Using a the PRS-CSx method, and data from large European, East-Asian, African-American and Hispanic type 1 diabetes GWAS (N total_cases =29,469), we developed a trans-ancestry PRS (TA-PS), combining a non- HLA component incorporating over a million variants, with the HLA component of a published European PRS (GRS2x). We tested the performance of the PRS using AUROC, sensitivity and specificity in a multi-ancestry T1D case-control cohort (N total = 4,657; N non-European =556) from Montreal, Canada. We validated our results in two independent T1D case-control cohorts (CHOP-CAG and GRACE) and two population-based cohorts (All of Us and UK Biobank).

Results

In our multi-ancestry Montreal-based cohort, TA-PS showed an AUROC of 0.89 which was significantly higher from the AUROC of 0.85 of GRS2x. At a 90th percentile cut-off, in African-Americans, the sensitivity of GRS2x was 0.32, compared to 0.56 in Europeans. For TA-PS, we obtained overall better sensitivities, ranging from 0.71 in Europeans to 0.77 in South Asians. TA-PS demonstrated slightly lower albeit acceptable specificity compared to that of GRS2x (> 0.83 across all ancestries). These results were validated in the four independent cohorts.

Conclusion

We developed a trans-ancestry PRS that outperformed the European-based GRS2x. Importantly, TA-PS provides a comparable prediction in various ancestries, which supports its use in population-wide screening programs.

Research in context

What is already known about this subject?

  • -

    Polygenic risk scores (PRS) for type 1 diabetes are primarily developed using data from individuals of European ancestry.

  • -

    The widely used, European-based GRS2 score shows reduced performance in non-European populations, particularly among individuals of African descent.

  • -

    There are concerns regarding the equity of genetic risk prediction in population-based screening programs for T1D.

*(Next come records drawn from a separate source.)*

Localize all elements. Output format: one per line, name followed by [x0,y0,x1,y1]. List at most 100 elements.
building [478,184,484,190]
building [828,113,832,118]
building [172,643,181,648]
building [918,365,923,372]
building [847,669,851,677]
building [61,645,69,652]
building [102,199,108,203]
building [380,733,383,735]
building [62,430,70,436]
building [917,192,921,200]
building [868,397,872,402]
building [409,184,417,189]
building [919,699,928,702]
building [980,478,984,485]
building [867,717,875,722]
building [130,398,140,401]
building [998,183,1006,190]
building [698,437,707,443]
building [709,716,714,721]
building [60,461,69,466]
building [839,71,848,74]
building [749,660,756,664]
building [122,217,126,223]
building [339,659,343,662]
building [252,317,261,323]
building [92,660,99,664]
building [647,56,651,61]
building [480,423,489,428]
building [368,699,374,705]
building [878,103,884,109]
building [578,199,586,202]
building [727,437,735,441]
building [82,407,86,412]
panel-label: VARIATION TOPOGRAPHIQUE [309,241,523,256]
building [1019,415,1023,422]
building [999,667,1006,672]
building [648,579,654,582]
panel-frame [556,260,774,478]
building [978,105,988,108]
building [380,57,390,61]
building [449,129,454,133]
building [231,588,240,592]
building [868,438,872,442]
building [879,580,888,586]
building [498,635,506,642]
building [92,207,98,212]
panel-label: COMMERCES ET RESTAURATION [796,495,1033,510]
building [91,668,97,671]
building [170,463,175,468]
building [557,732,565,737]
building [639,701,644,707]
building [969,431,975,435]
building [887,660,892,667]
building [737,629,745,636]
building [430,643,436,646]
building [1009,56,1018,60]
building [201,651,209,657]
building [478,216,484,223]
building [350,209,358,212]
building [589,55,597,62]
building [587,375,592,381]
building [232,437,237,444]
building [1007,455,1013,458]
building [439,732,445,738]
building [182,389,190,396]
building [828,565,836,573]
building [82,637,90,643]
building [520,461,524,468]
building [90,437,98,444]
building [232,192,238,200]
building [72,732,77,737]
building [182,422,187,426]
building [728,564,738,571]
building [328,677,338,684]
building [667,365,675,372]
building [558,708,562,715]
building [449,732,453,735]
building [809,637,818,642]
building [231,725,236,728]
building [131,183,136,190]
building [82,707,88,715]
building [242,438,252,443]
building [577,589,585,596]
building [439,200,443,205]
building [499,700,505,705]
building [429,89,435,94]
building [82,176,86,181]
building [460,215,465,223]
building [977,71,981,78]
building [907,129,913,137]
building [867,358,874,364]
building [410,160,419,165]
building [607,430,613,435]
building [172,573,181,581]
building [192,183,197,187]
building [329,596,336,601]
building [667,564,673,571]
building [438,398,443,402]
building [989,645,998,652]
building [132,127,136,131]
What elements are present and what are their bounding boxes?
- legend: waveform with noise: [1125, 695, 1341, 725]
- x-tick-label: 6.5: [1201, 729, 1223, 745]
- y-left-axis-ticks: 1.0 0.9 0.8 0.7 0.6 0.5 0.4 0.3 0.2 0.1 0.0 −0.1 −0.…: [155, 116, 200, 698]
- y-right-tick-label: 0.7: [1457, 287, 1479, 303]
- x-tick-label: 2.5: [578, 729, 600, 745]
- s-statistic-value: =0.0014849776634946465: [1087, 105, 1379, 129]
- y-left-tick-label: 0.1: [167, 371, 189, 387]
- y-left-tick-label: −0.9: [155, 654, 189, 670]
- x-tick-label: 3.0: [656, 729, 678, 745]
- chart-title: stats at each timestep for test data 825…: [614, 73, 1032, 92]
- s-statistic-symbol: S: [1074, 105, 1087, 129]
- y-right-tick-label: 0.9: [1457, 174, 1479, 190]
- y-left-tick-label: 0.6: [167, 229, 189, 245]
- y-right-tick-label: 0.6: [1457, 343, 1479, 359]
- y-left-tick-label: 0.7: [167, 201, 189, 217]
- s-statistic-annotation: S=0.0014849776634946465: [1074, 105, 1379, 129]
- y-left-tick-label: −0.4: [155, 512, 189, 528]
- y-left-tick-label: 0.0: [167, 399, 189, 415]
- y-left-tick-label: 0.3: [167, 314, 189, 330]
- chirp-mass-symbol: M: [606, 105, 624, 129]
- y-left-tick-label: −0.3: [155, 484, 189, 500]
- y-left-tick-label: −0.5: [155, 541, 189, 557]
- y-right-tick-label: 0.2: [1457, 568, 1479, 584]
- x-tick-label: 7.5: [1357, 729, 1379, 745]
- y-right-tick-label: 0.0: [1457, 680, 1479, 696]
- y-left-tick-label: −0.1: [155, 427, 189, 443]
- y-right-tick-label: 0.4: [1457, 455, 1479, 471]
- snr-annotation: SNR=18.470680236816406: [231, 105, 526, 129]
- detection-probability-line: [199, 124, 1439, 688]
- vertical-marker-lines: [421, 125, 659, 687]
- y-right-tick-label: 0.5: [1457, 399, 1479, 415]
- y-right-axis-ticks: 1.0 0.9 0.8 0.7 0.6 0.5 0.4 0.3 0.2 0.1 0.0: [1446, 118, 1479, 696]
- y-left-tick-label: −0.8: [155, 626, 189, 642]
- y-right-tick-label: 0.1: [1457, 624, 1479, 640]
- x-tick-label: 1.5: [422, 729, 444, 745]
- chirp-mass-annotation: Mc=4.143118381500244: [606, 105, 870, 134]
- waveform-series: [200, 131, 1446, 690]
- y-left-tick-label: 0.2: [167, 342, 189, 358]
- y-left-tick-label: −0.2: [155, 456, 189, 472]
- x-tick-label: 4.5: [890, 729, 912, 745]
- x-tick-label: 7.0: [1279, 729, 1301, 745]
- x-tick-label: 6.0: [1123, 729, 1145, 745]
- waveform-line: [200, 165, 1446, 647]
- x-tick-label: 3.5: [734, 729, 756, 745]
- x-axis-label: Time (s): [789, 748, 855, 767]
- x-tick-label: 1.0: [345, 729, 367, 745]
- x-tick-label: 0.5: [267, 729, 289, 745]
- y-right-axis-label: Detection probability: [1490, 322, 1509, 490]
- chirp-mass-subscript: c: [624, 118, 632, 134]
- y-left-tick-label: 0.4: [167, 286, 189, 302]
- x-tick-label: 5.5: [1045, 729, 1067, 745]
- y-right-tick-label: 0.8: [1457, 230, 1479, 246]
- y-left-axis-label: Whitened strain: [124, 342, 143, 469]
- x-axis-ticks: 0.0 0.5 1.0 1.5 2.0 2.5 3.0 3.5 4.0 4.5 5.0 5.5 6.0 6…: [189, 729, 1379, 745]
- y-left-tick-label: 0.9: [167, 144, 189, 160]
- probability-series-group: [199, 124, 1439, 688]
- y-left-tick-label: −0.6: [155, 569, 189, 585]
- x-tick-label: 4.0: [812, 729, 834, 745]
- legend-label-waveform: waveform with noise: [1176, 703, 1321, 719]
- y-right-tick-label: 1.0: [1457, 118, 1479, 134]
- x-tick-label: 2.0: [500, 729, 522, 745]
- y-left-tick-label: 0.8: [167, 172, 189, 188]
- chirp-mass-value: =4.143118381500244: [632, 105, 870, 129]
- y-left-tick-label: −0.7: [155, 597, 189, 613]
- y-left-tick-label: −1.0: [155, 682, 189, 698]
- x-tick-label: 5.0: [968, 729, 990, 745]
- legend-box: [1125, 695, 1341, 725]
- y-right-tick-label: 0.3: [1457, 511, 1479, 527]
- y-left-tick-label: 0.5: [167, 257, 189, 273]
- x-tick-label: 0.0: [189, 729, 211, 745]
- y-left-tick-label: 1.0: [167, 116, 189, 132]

  • What is the key question?

  • -

    Can a trans-ancestry PRS provide accurate and equitable type 1 diabetes risk prediction across ancestries?

  • What are the new findings?

  • -

    A new trans-ancestry score, TA-PS, was developed by integrating an optimized non- HLA PRS to GRS2.

  • -

    Compared to GRS2, in multi ancestry case-control and population-based cohorts, TA-PS improves sensitivity across all ancestry groups while maintaining high specificity.

  • How might this impact on clinical practice in the foreseeable future?

  • -

    TA-PS could provide equitable genetic risk stratification in population-wide screening programs for type 1 diabetes.